When you’re depressed, all you have in mind is your me-map. It stands out in bold relief and full color. But you have minimal awareness of your connections with others. The you-map and the we-map are barely visible. You’re not making real contact with anyone else.
Having a we-map requires that many levels of perception in your brain are working well together. You’re sensitive to the sound of your partner’s voice, the tiny changes of expression in the eyes, the gestures of hands or posture, the tones of meaning in spoken words.
There’s a constant interchange of these signals between the two of you, and you’re responding to each other in many ways. The constant back-and-forth flow between two people creates a shared understanding.
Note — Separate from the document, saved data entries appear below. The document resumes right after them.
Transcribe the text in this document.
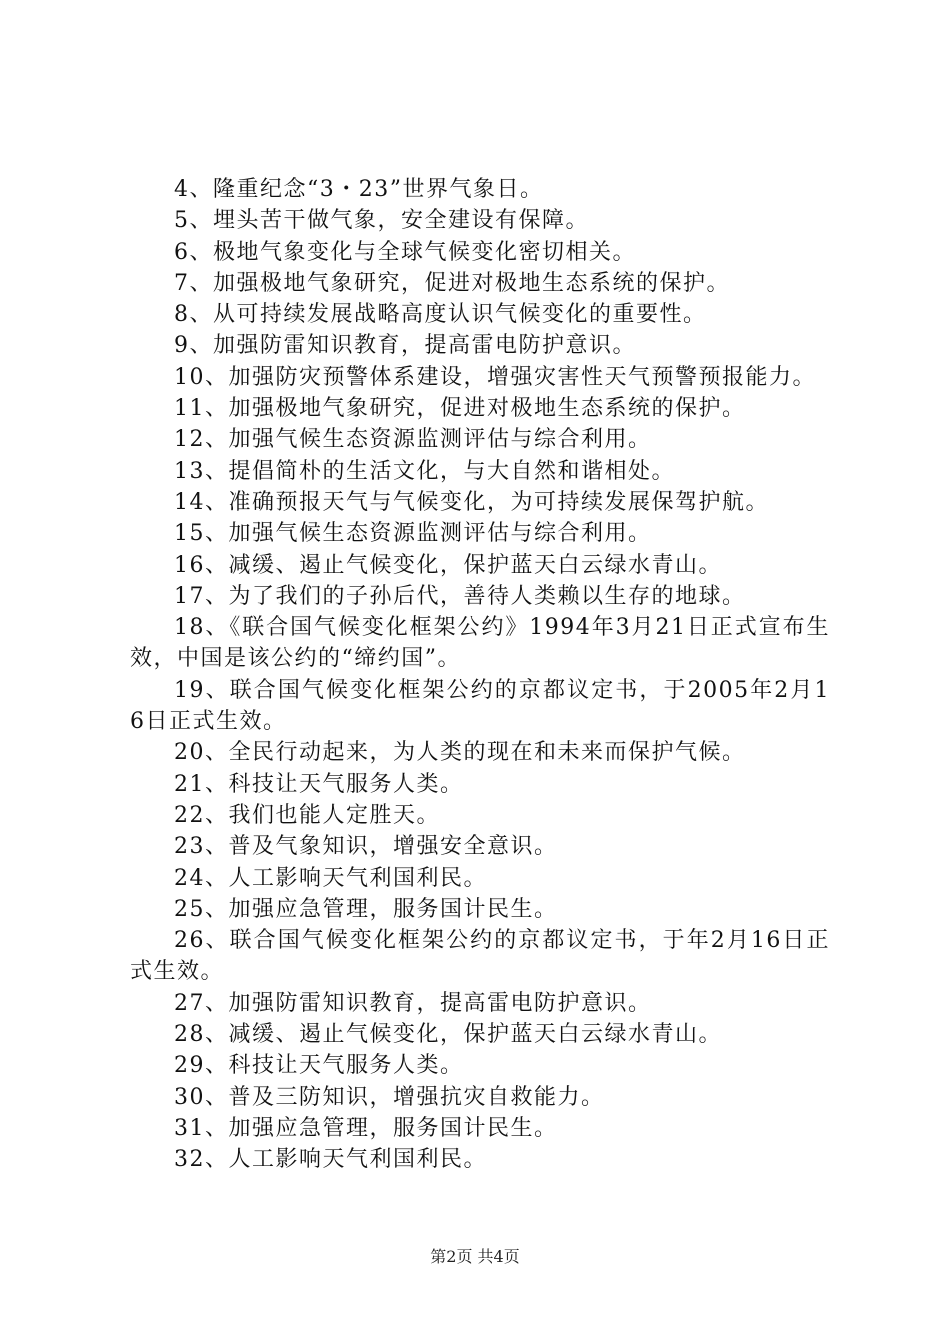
4、隆重纪念“3・23”世界气象日。

5、埋头苦干做气象，安全建设有保障。

6、极地气象变化与全球气候变化密切相关。

7、加强极地气象研究，促进对极地生态系统的保护。

8、从可持续发展战略高度认识气候变化的重要性。

9、加强防雷知识教育，提高雷电防护意识。

10、加强防灾预警体系建设，增强灾害性天气预警预报能力。

11、加强极地气象研究，促进对极地生态系统的保护。

12、加强气候生态资源监测评估与综合利用。

13、提倡简朴的生活文化，与大自然和谐相处。

14、准确预报天气与气候变化，为可持续发展保驾护航。

15、加强气候生态资源监测评估与综合利用。

16、减缓、遏止气候变化，保护蓝天白云绿水青山。

17、为了我们的子孙后代，善待人类赖以生存的地球。

18、《联合国气候变化框架公约》1994年3月21日正式宣布生效，中国是该公约的“缔约国”。

19、联合国气候变化框架公约的京都议定书，于2005年2月16日正式生效。

20、全民行动起来，为人类的现在和未来而保护气候。

21、科技让天气服务人类。

22、我们也能人定胜天。

23、普及气象知识，增强安全意识。

24、人工影响天气利国利民。

25、加强应急管理，服务国计民生。

26、联合国气候变化框架公约的京都议定书，于年2月16日正式生效。

27、加强防雷知识教育，提高雷电防护意识。

28、减缓、遏止气候变化，保护蓝天白云绿水青山。

29、科技让天气服务人类。

30、普及三防知识，增强抗灾自救能力。

31、加强应急管理，服务国计民生。

32、人工影响天气利国利民。

第2页 共4页
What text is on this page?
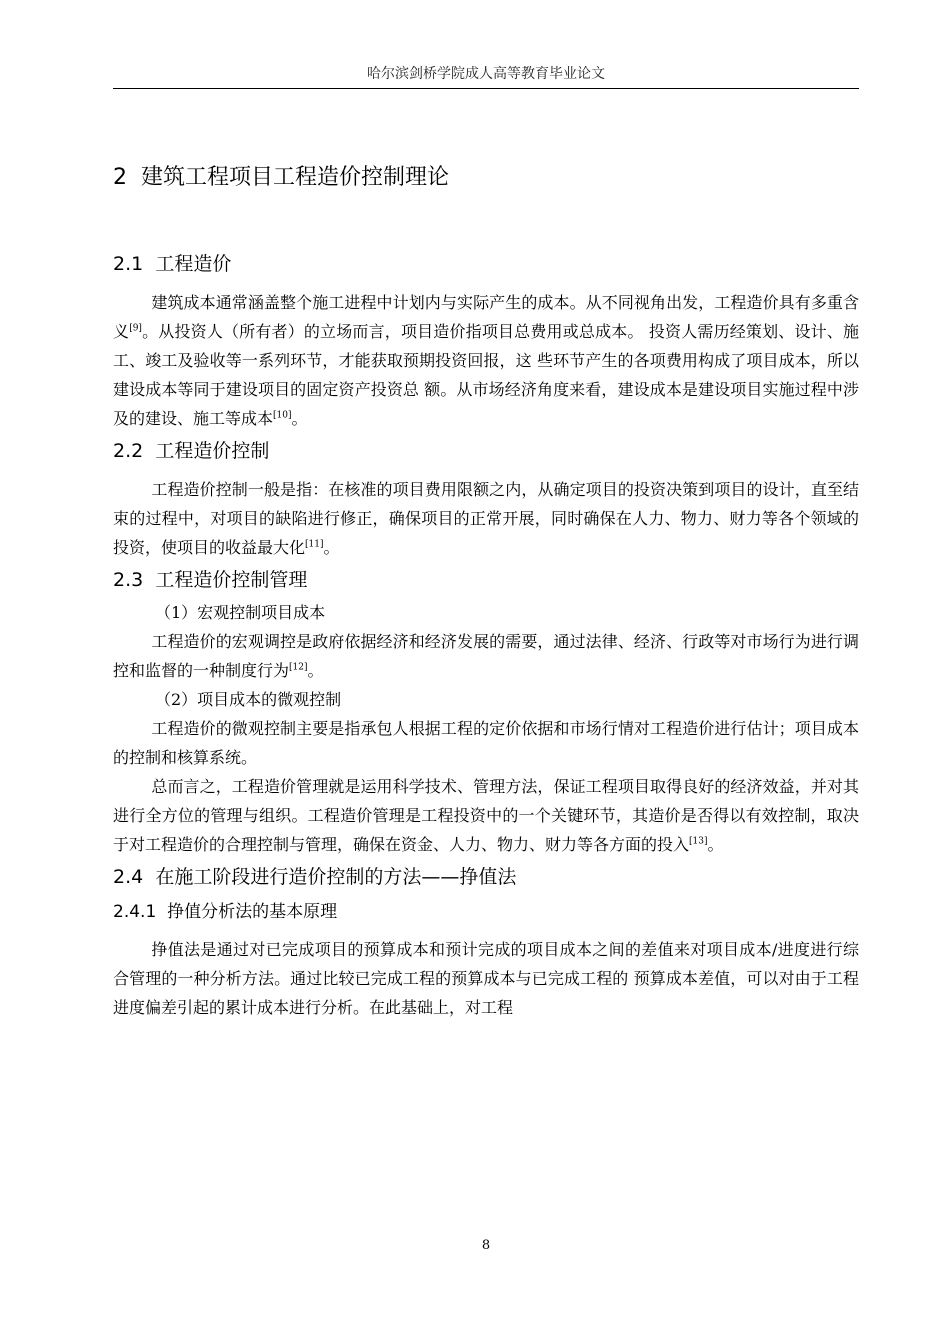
哈尔滨剑桥学院成人高等教育毕业论文
2 建筑工程项目工程造价控制理论
2.1 工程造价

建筑成本通常涵盖整个施工进程中计划内与实际产生的成本。从不同视角出发，工程造价具有多重含义[9]。从投资人（所有者）的立场而言，项目造价指项目总费用或总成本。 投资人需历经策划、设计、施工、竣工及验收等一系列环节，才能获取预期投资回报，这 些环节产生的各项费用构成了项目成本，所以建设成本等同于建设项目的固定资产投资总 额。从市场经济角度来看，建设成本是建设项目实施过程中涉及的建设、施工等成本[10]。

2.2 工程造价控制

工程造价控制一般是指：在核准的项目费用限额之内，从确定项目的投资决策到项目的设计，直至结束的过程中，对项目的缺陷进行修正，确保项目的正常开展，同时确保在人力、物力、财力等各个领域的投资，使项目的收益最大化[11]。

2.3 工程造价控制管理

（1）宏观控制项目成本

工程造价的宏观调控是政府依据经济和经济发展的需要，通过法律、经济、行政等对市场行为进行调控和监督的一种制度行为[12]。

（2）项目成本的微观控制

工程造价的微观控制主要是指承包人根据工程的定价依据和市场行情对工程造价进行估计；项目成本的控制和核算系统。

总而言之，工程造价管理就是运用科学技术、管理方法，保证工程项目取得良好的经济效益，并对其进行全方位的管理与组织。工程造价管理是工程投资中的一个关键环节，其造价是否得以有效控制，取决于对工程造价的合理控制与管理，确保在资金、人力、物力、财力等各方面的投入[13]。

2.4 在施工阶段进行造价控制的方法——挣值法
2.4.1 挣值分析法的基本原理

挣值法是通过对已完成项目的预算成本和预计完成的项目成本之间的差值来对项目成本/进度进行综合管理的一种分析方法。通过比较已完成工程的预算成本与已完成工程的 预算成本差值，可以对由于工程进度偏差引起的累计成本进行分析。在此基础上，对工程

8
The connection deepens and the sense of togetherness, of a “we” emerges. That map of connection, the we-map, generated by thousands of coordinated neural responses and interpretations of mindful feeling – all that is lost during deep depression. The signals can’t get through.
You can’t shift your awareness and brain functions to focus outside yourself.
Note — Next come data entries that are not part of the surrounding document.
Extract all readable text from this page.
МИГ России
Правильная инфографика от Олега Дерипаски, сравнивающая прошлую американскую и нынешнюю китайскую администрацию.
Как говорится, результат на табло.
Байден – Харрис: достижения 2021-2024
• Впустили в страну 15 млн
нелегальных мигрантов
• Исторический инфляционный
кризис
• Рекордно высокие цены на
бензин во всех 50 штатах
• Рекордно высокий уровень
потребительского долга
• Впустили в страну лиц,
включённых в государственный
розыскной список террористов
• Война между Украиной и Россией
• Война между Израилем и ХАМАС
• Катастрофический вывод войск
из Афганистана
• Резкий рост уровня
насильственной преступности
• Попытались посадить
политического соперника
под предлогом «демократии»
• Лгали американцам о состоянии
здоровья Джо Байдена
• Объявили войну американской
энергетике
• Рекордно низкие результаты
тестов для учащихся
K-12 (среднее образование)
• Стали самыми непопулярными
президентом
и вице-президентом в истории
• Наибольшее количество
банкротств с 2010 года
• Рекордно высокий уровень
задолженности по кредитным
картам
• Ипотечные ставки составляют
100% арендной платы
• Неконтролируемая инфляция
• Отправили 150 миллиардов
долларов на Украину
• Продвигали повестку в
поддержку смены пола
When I’m depressed, life outside my mind and feelings seems to be happening on the other side of a soundproof glass wall. I watch it dumbly, detached, without feeling. All the while I’m obsessing about everything that’s burning in my mind.
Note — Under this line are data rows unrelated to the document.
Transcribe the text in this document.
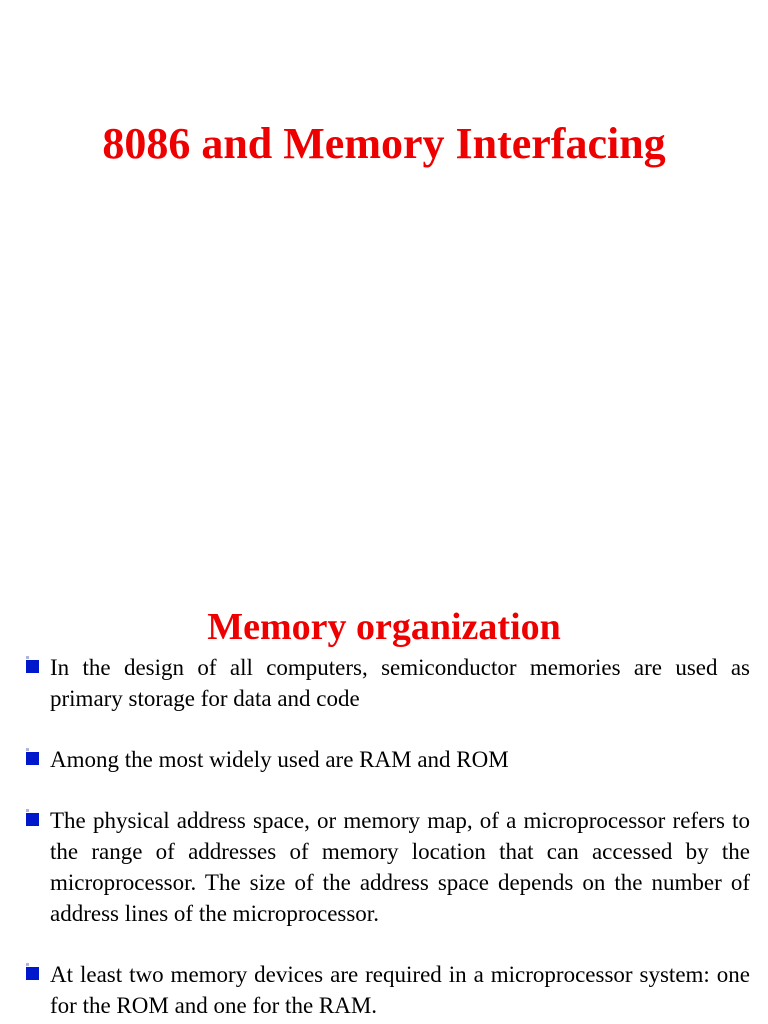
8086 and Memory Interfacing
Memory organization
In the design of all computers, semiconductor memories are used as primary storage for data and code
Among the most widely used are RAM and ROM
The physical address space, or memory map, of a microprocessor refers to the range of addresses of memory location that can accessed by the microprocessor. The size of the address space depends on the number of address lines of the microprocessor.
At least two memory devices are required in a microprocessor system: one for the ROM and one for the RAM.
If I react at all to the life around me, it’s only to feel yet more guilt or self-contempt for not being able to participate, to be a real-live human being.
Where You Are, Where You Want to Be
So what can you do to get your life back, to get out of that self-prison? Much of the advice on how to get better falls flat.
Get out there and do things. Action is the antidote to depression. It’s the only thing that breaks down the paralysis of isolation and loss of will. Lose yourself in a higher purpose, find your calling that will give meaning to your life and build hope in the future.
In other words, do all those things you can’t possibly do when you’re severely depressed. Despite the considerable insight and wisdom behind much of this advice, the recommended programs often boil down to a set of directives that sound like platitudes.
The best things they do are help you recognize where you are, to see the full scope of your illness, and then to define where you want to be, all the elements of recovery and a fulfilling life.
Learning to Cope
Getting your life back isn’t so much a matter of ending depression altogether – though that blessed event can happen. For most people, it’s a problem of adapting to the reality of the illness.
I don’t want to suggest that you shouldn’t try to recover, but if you wait for total healing your life could collapse in the meantime. To begin with, you need to find ways to get through each day despite the illness.
When I’ve been depressed, getting through the day has been the biggest challenge I could handle. I usually started out with a belief that things would likely not go so well during the day ahead. After all, today was going to be a follow-up to yesterday, and that couldn’t have been much worse. So I convinced myself that I would have similar troubles this time around.
I tend to stay in this circuit of frustration as long as a serious episode lasts. My only hope is that I’ll finally heal and be done with the problem. Until then, I limp along.
I see the possibilities as all or nothing. Either I’ll continue in the misery of isolation and failure, or I’ll come out of depression completely healed. It’s harder to imagine that I’ll have to handle the day as well as I can while still preoccupied with depression.
That’s not my ultimate goal. Full recovery is what I want so that I can get my life back. But daily coping with its modest victories is the only place to begin.
For the time being I can’t escape self-confinement in depression, but I can try to make do for now, even if I have to fake it.
There are a lot of skills to learn about making do, and I’ll be going into them in the next few posts in this series.
How do you manage to get through a day when you’re depressed and can’t stop thinking about yourself?